Ayrıldığında, koç uzun süre garip olduğu için özür diledi. Ve ancak o zaman, herkese anlatmaktan hoşlandığı kaba anekdotlardaki tuhaflığın onun için olduğunu fark ettim.

Sonra ekip geldi. Genç gürültülü adamlar. Biri nedense elimi sıkmaya gitti. Sıktığımda dirseği benimkinin içinde kaldı. Geri çekildi, fırçasını gri halının üzerine düşürdüm, bağırdım ve bir şekilde patronun arkasına geçtim. Yuvarlak karkası dövüş pozisyonuna getirdi. Adamlar o kadar güldüler ki camlar irkildi, biri protezi halıdan kaldırıp sahibine verdi.. Yüzüm sadece kızarmadı, yandı.

- İşe başlamak! - şef bağırdı. On dakika daha güldüler.

Ve şimdi sıkıcı bir son söz. Son zamanlarda, insanların Öteki'nin travmasına verdiği tepkilerin çok farklı olduğunu fark ettim. Sadece merak ve yardım etme arzusu değil, kim iğrenme ve öfke duyacak. Ve eleştiri.

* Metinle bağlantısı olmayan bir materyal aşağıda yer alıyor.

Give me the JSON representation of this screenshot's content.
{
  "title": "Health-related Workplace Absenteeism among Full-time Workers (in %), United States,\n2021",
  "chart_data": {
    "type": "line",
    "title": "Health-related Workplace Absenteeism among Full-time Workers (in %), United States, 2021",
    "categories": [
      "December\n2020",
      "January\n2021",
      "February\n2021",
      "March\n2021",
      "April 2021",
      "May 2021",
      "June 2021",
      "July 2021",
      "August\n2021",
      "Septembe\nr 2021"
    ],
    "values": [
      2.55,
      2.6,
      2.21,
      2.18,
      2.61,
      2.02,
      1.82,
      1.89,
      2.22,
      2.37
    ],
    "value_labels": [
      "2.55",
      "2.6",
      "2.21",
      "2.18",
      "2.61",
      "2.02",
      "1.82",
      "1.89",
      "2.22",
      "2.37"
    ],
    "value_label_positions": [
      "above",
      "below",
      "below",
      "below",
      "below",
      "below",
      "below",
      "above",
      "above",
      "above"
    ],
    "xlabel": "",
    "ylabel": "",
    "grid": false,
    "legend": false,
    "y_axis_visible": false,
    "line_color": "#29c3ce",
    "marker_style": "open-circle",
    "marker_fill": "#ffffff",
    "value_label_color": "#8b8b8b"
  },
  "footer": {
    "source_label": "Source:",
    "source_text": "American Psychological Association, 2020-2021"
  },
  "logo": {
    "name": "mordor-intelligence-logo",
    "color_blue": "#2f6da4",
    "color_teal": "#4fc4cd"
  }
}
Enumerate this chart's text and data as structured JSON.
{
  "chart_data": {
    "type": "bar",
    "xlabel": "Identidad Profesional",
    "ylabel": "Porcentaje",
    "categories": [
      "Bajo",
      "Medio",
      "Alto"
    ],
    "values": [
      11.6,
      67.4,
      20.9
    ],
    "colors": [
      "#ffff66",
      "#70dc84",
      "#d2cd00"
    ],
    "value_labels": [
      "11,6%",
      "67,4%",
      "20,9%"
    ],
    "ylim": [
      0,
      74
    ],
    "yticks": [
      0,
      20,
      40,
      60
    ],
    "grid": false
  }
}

Görünür fiziksel yaralanmalar var ve zihinsel yaralanmalar var. Dışarıdan görünmez ama çok acı verici. Yavaş yavaş da olsa psikoterapiden azalırlar.

Bu arada daha az kınayalım. Anlaşılmaz olana daha az eleştiri. Gariplere gülmeyin. Kişisel sorular sormayın. Sert bir sesle devrilen kamuflajlı bir adam. Kediyi gömen kız. Çocuksuz çift. Anlaşılmaz bir dinin ustası. Bayan yasta. Bekar anne. Mantıklı bir sebep olmadan yüzünüz yaşlanıyor. Sadece saygı duyalım ve kabul etmeyi öğrenelim, belki de anlamayalım.

Ne de olsa, bu öfke, öfke ve kahkaha aslında travma geçiren kişiyle ilgili değil, aslında ruhun bir şeyiyle, kınamayla ilgili. Sonuçta hepimiz yaşıyoruz, hepimiz travmalarımızda ve yaralarımızda bir yerlerdeyiz.